Frankfurt am Main — German prosecutors said on Tuesday that they have charged three Volkswagen (VW) managers and three employees with fraud as part of their investigation into the huge “dieselgate” emissions-cheating scandal.

Brunswick prosecutors accuse the six of knowingly duping customers in Europe and the US into buying diesel cars rigged with “illegal software” to make them seem less polluting than they actually were.

The six face charges of “serious fraud, indirect falsification of certificates and tax fraud” related to actions between 2006 and 2015, the prosecutors said in a statement.

German prosecutors are investigating dozens of current and former employees over the scandal that erupted in September 2015 when VW admitted to installing software in 11-million diesel-powered vehicles worldwide to skew emissions tests.

The “defeat” devices allowed some cars to spew out up to 40 times more harmful nitrogen oxide than legally allowed.

A total of 11 people have now been formally charged over the cheating by German prosecutors, including former VW CEO Martin Winterkorn who stepped down days after the scandal broke. The former CEO of VW’s luxury Audi subsidiary, Rupert Stadler, has also been charged with fraud, falsifying certifications and illegal advertising.

The Brunswick prosecutors said the six latest suspects helped bring vehicles to market that were wrongly certified. Additionally, in Germany, certain vehicles unlawfully benefited from tax rebates for being assigned the Euro six rating reserved for the newest and, in theory, least polluting diesel engines.

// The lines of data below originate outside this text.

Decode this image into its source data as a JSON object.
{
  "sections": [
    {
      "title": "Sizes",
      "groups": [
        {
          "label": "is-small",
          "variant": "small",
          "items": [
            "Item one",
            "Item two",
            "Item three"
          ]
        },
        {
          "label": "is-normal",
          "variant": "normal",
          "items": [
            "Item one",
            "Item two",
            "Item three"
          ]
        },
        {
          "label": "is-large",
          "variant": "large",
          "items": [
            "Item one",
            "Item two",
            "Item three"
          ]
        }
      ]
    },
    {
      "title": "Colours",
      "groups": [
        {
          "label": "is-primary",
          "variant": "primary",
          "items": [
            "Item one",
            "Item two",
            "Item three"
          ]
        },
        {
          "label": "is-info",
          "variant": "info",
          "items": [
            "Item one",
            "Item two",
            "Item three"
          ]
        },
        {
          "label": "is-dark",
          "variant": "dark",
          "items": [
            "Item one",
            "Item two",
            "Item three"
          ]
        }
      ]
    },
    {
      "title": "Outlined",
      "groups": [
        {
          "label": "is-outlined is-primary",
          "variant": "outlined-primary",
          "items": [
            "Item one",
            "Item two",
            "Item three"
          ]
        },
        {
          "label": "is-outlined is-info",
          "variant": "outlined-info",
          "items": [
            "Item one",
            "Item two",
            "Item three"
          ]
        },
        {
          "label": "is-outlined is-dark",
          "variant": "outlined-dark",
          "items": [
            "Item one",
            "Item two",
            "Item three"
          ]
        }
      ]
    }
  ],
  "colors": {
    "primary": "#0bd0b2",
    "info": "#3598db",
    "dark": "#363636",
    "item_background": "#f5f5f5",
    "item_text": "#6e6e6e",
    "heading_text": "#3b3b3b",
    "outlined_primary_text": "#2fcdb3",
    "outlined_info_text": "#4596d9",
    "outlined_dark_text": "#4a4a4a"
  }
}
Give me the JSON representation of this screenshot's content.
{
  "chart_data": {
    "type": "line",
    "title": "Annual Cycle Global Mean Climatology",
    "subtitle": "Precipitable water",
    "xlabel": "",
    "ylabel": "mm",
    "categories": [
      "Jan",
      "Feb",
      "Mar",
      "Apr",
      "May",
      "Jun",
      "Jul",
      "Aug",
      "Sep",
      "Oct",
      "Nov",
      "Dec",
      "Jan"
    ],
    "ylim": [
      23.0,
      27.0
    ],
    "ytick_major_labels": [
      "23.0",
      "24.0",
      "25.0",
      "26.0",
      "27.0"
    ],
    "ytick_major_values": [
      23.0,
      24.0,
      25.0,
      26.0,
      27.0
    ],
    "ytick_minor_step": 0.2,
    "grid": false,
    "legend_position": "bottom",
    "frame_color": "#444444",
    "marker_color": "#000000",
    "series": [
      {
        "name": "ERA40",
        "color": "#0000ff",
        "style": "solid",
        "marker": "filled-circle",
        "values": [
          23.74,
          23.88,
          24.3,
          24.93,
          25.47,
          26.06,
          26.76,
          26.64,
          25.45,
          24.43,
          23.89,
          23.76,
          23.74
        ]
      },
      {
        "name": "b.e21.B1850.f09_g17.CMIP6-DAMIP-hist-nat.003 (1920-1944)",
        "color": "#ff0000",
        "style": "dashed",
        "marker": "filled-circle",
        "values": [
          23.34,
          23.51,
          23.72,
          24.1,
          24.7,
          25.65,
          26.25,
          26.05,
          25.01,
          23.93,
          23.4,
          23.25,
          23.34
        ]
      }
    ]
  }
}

Three of the accused are executives alleged to have played an active role in the scam, while the three other employees “are accused of helping” with the fraudulent acts.

“In particular, they were knowingly and willingly involved in the development, refinement and improvement of the manipulating software,” the statement said.

More than four years after “dieselgate”, the VW group, which includes the Porsche, Seat and Škoda brands, remains mired in legal woes at home and abroad. The scandal has so far cost the car behemoth over €30bn in fines, buybacks and compensation — including a huge settlement with about 600,000 car owners in the US.

Earlier this month, VW said it would open talks to possibly settle a mass lawsuit in Germany brought by some 400,000 duped diesel owners.